TL;DR: Specificity of 92-94% means very few false-positive malignancy predictions, while 67-71% sensitivity reflects the inherent limitation that some UCs do not shed detectable abnormal cells. The DLS outperformed initial human cytology reading on the extra test set (AUC 0.93), but threshold optimization and annotation bias remain challenges requiring further study.

Limitations and Future Directions

Pages 8-9

Study Limitations and Prospects for Clinical Translation

Single-center retrospective design: The study was conducted at a single institution (Peking University First Hospital), and all data were collected retrospectively. This limits the generalizability of the findings to other patient populations, cytology preparation methods, and imaging systems. The authors explicitly call for multicentered prospective studies to validate these results. Without external validation, the reported AUCs of 0.90 and 0.93 may not fully reflect real-world performance across diverse clinical settings with different staining protocols, scanner resolutions, and pathologist annotation practices.

Feature interpretability gap: Although the DLS is more explainable than mixing-training models, the inability to fully disentangle individual features within the Faster R-CNN represents a limitation. The study cannot define precisely which morphological characteristics (nuclear size, chromatin texture, nuclear-cytoplasm ratio, etc.) the network weighs most heavily for its predictions. Techniques such as gradient-weighted class activation mapping (Grad-CAM) or feature ablation studies could potentially address this gap in future work, providing pathologists with more granular insight into the model's decision-making process.

Threshold generalization: The optimal threshold of 55, selected based on the preliminary and internal test sets, may not generalize to all clinical populations. The extra test set showed that cell detection accuracy was still rising beyond this threshold, suggesting that population-specific calibration could improve performance. Developing adaptive thresholding strategies that account for the distribution of cell atypia scores within a given patient population is a promising direction for future research.

Clinical impact and risk stratification: If validated in prospective multicenter trials, this DLS could serve as a non-invasive risk-stratification tool for urologists. By predicting the likelihood of histologically confirmed malignancy at the time of urine cytology collection, the system could help prioritize patients for cystoscopy and surgical intervention, potentially reducing unnecessary invasive procedures for low-risk patients while accelerating workup for high-risk individuals. The dual functionality of assisting pathologists in cytology reading while simultaneously providing histopathologic predictions makes this approach unique among existing DLS tools for urothelial carcinoma surveillance.

Broader implications: The study contributes to the growing evidence that deep learning can bridge the gap between cytopathology and histopathology without requiring histopathological training data.
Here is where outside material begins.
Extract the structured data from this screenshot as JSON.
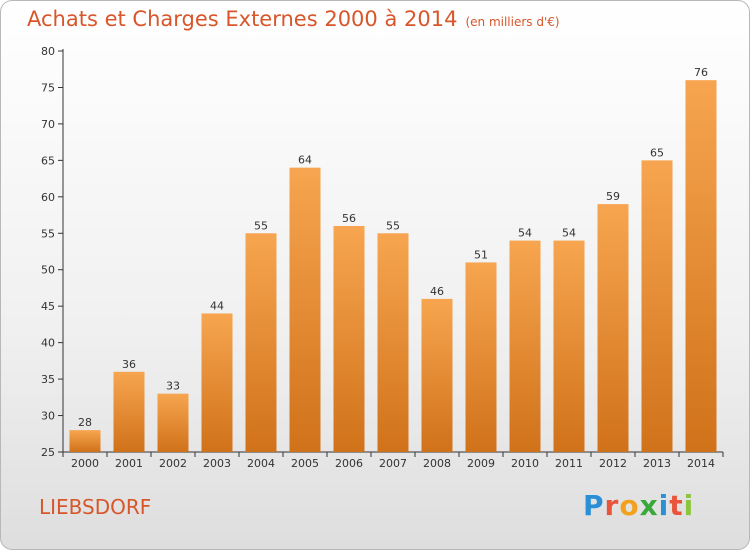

This principle could extend beyond bladder cancer to other organ systems where cytology screening precedes definitive histological diagnosis, such as cervical cancer (Pap smear to biopsy) or lung cancer (sputum cytology to tissue biopsy). The explainable design, where predictions are grounded in identifiable cells rather than abstract features, may also help address the "black box" trust barrier that has slowed clinical adoption of AI in pathology.

TL;DR: Key limitations include single-center retrospective design, inability to isolate individual CNN features, and a fixed threshold that may not generalize. If validated prospectively, this DLS could serve as a non-invasive risk-stratification tool, prioritizing patients for cystoscopy based on cytology-derived malignancy predictions. The explainable, cytology-only training approach could extend to other cancer screening workflows.